Privacy Policy

KlossHyra Sverige AB ("we" or "the lessor") attaches great importance to protecting your personal data. In this privacy policy we explain which data we collect, why we do so, how we secure it and which rights you have.

We process personal data in accordance with the European General Data Protection Regulation (GDPR) and Swedish privacy legislation.

We only collect and process personal data that is necessary to deliver our services.

• Name and address – to draw up the rental agreement and ship LEGO® sets.

• Email address – to communicate about your order and to log in via a one-time passcode (no password is required).

• Identification data via BankID – to confirm your identity when preparing and signing the rental agreement. Your name and personal identity number are processed through an external identity verification service.

• Payment details – to handle payments via Swish or other payment methods.

• Communication data – only if you contact us yourself (for example by email).

We do not collect any other data and we do not use tracking cookies or analytics tools. The website only uses functional cookies that are required for the site to operate; no cookie banner is needed.

We use your personal data exclusively for legitimate purposes:

• Performance of the rental agreement – to process orders, deliver sets and handle returns. The personal data you provide via BankID is also used to legally sign the rental agreement.

• Identity verification – to prevent fraud and to be sure who we are doing business with. Verification takes place through an external identity verification service that uses BankID.

• Retention of the rental agreement – to demonstrate the agreements that were made and to handle any disputes or damage claims.

• Payments – to collect the amounts you owe and process them administratively.

• Customer service – to answer questions or requests that you submit yourself.

• Legal obligations – such as retaining invoice and payment data for accounting and tax legislation.

We do not use your data for marketing, advertising or newsletters unless you have given explicit consent. No profiling takes place.

We do not retain your personal data longer than necessary for the purpose for which it was collected.

Account and rental data are deleted no later than two years after your last rental transaction or account activity.

Identity verification via BankID – the underlying verification data (such as the BankID transaction itself) is not stored for a long period; only the confirmation that verification and signing took place is kept as part of the rental agreement.

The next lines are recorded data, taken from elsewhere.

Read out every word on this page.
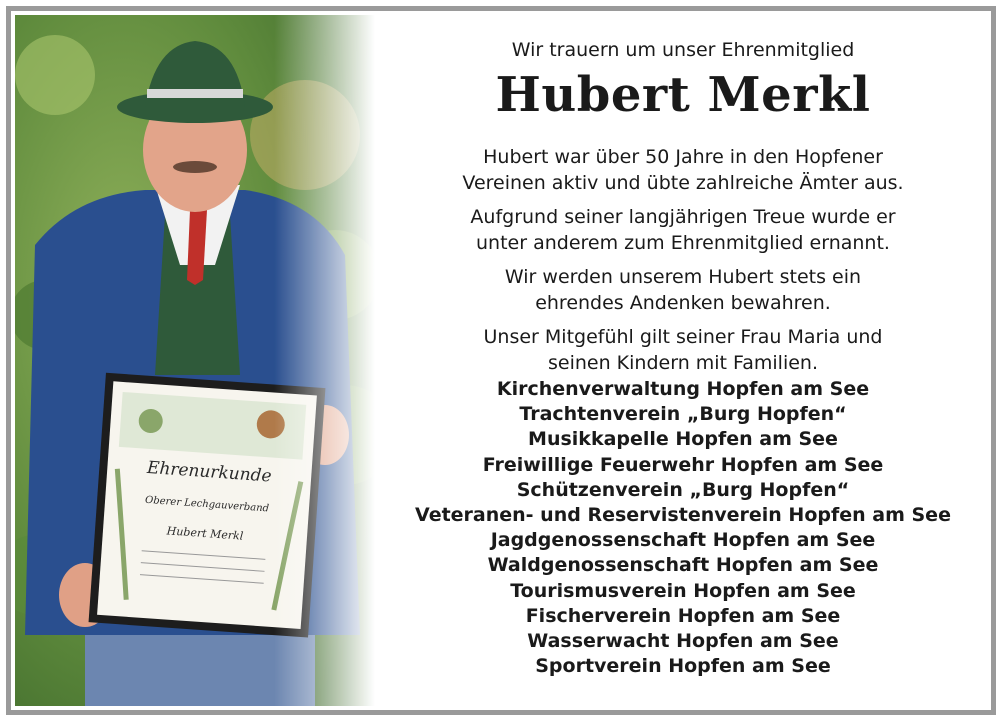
Wir trauern um unser Ehrenmitglied
Hubert Merkl
Hubert war über 50 Jahre in den Hopfener
Vereinen aktiv und übte zahlreiche Ämter aus.
Aufgrund seiner langjährigen Treue wurde er
unter anderem zum Ehrenmitglied ernannt.
Wir werden unserem Hubert stets ein
ehrendes Andenken bewahren.
Unser Mitgefühl gilt seiner Frau Maria und
seinen Kindern mit Familien.
Kirchenverwaltung Hopfen am See
Trachtenverein „Burg Hopfen“
Musikkapelle Hopfen am See
Freiwillige Feuerwehr Hopfen am See
Schützenverein „Burg Hopfen“
Veteranen- und Reservistenverein Hopfen am See
Jagdgenossenschaft Hopfen am See
Waldgenossenschaft Hopfen am See
Tourismusverein Hopfen am See
Fischerverein Hopfen am See
Wasserwacht Hopfen am See
Sportverein Hopfen am See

Rental agreements and signed documents – are retained for up to ten years after the end of the rental period, in line with Swedish limitation periods for civil agreements (Preskriptionslagen 1981:130). This is necessary to demonstrate the rights and obligations of both parties.

Financial administration (such as invoices and payment receipts) is kept for as long as legally required, currently seven years under Swedish bookkeeping rules (Bokföringslagen).

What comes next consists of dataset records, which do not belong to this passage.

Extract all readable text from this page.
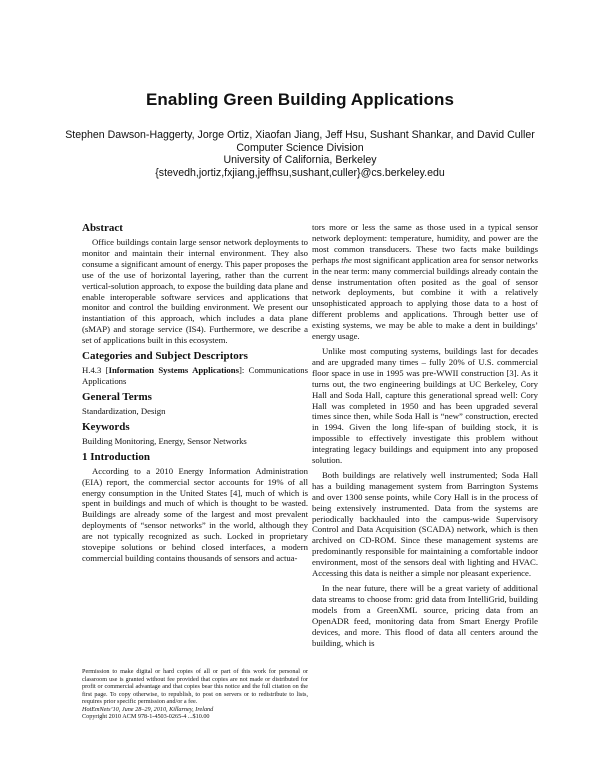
Enabling Green Building Applications
Stephen Dawson-Haggerty, Jorge Ortiz, Xiaofan Jiang, Jeff Hsu, Sushant Shankar, and David Culler
Computer Science Division
University of California, Berkeley
{stevedh,jortiz,fxjiang,jeffhsu,sushant,culler}@cs.berkeley.edu
Abstract

Office buildings contain large sensor network deployments to monitor and maintain their internal environment. They also consume a significant amount of energy. This paper proposes the use of the use of horizontal layering, rather than the current vertical-solution approach, to expose the building data plane and enable interoperable software services and applications that monitor and control the building environment. We present our instantiation of this approach, which includes a data plane (sMAP) and storage service (IS4). Furthermore, we describe a set of applications built in this ecosystem.

Categories and Subject Descriptors

H.4.3 [Information Systems Applications]: Communications Applications

General Terms

Standardization, Design

Keywords

Building Monitoring, Energy, Sensor Networks

1 Introduction

According to a 2010 Energy Information Administration (EIA) report, the commercial sector accounts for 19% of all energy consumption in the United States [4], much of which is spent in buildings and much of which is thought to be wasted. Buildings are already some of the largest and most prevalent deployments of “sensor networks” in the world, although they are not typically recognized as such. Locked in proprietary stovepipe solutions or behind closed interfaces, a modern commercial building contains thousands of sensors and actua-

Permission to make digital or hard copies of all or part of this work for personal or classroom use is granted without fee provided that copies are not made or distributed for profit or commercial advantage and that copies bear this notice and the full citation on the first page. To copy otherwise, to republish, to post on servers or to redistribute to lists, requires prior specific permission and/or a fee.
HotEmNets’10, June 28–29, 2010, Killarney, Ireland
Copyright 2010 ACM 978-1-4503-0265-4 ...$10.00

tors more or less the same as those used in a typical sensor network deployment: temperature, humidity, and power are the most common transducers. These two facts make buildings perhaps the most significant application area for sensor networks in the near term: many commercial buildings already contain the dense instrumentation often posited as the goal of sensor network deployments, but combine it with a relatively unsophisticated approach to applying those data to a host of different problems and applications. Through better use of existing systems, we may be able to make a dent in buildings’ energy usage.

Unlike most computing systems, buildings last for decades and are upgraded many times – fully 20% of U.S. commercial floor space in use in 1995 was pre-WWII construction [3]. As it turns out, the two engineering buildings at UC Berkeley, Cory Hall and Soda Hall, capture this generational spread well: Cory Hall was completed in 1950 and has been upgraded several times since then, while Soda Hall is “new” construction, erected in 1994. Given the long life-span of building stock, it is impossible to effectively investigate this problem without integrating legacy buildings and equipment into any proposed solution.

Both buildings are relatively well instrumented; Soda Hall has a building management system from Barrington Systems and over 1300 sense points, while Cory Hall is in the process of being extensively instrumented. Data from the systems are periodically backhauled into the campus-wide Supervisory Control and Data Acquisition (SCADA) network, which is then archived on CD-ROM. Since these management systems are predominantly responsible for maintaining a comfortable indoor environment, most of the sensors deal with lighting and HVAC. Accessing this data is neither a simple nor pleasant experience.

In the near future, there will be a great variety of additional data streams to choose from: grid data from IntelliGrid, building models from a GreenXML source, pricing data from an OpenADR feed, monitoring data from Smart Energy Profile devices, and more. This flood of data all centers around the building, which is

After these periods expire, your data is securely deleted or anonymised.

We take appropriate technical and organisational measures to protect your data against loss, misuse, unauthorised access or disclosure.

Examples include:

• Encrypted connections (HTTPS).

• Restricted access to personal data.

• Secure storage of signed documents.

• Regular checks of our systems.

We follow the principle of data minimisation: only data that is strictly necessary for our services or legal obligations is processed.

We never sell or rent your data to third parties. Data is only shared with parties that need it to deliver our services or when we are legally required to do so.

The categories of third parties we may share data with are:

• External identity verification service – for verification and signing via BankID when entering into the rental agreement.

• Payment service providers – such as Swish, to execute payments securely.

• Parcel services – for delivering and returning LEGO® sets. Only name, address and (if needed) contact details are shared for the shipping process.

• Hosting and IT service providers – for the technical maintenance and security of our website.

• Public authorities – only when required by law (for example for tax or law enforcement).

With all parties that process personal data on our behalf we conclude a data processing agreement to ensure they treat your data confidentially and in line with the law. This covers our IT hosting, identity verification service and payment providers.

Under the GDPR and Swedish privacy legislation you have the following rights:

• Access – to know which data we hold about you.

• Rectification – of incorrect or outdated data.

• Erasure – of your data, unless a legal retention obligation applies (for example for a rental agreement or invoice).

• Restriction – of processing in certain cases.

• Objection – to processing based on our legitimate interest.

• Portability – to receive your data in a commonly used format.

You can submit a request via our contact address. We respond as quickly as possible and no later than within one month.

If we have doubts about your identity, we may ask you to confirm it, for example via BankID.

Not satisfied with how we handle your personal data? You can lodge a complaint with the Swedish supervisory authority:

Integritetsskyddsmyndigheten (IMY) – www.imy.se

We may update this privacy policy from time to time, for example if our services or legislation change. The most recent version is always available on our website.

For significant changes we will inform you by email or during your next visit to our site.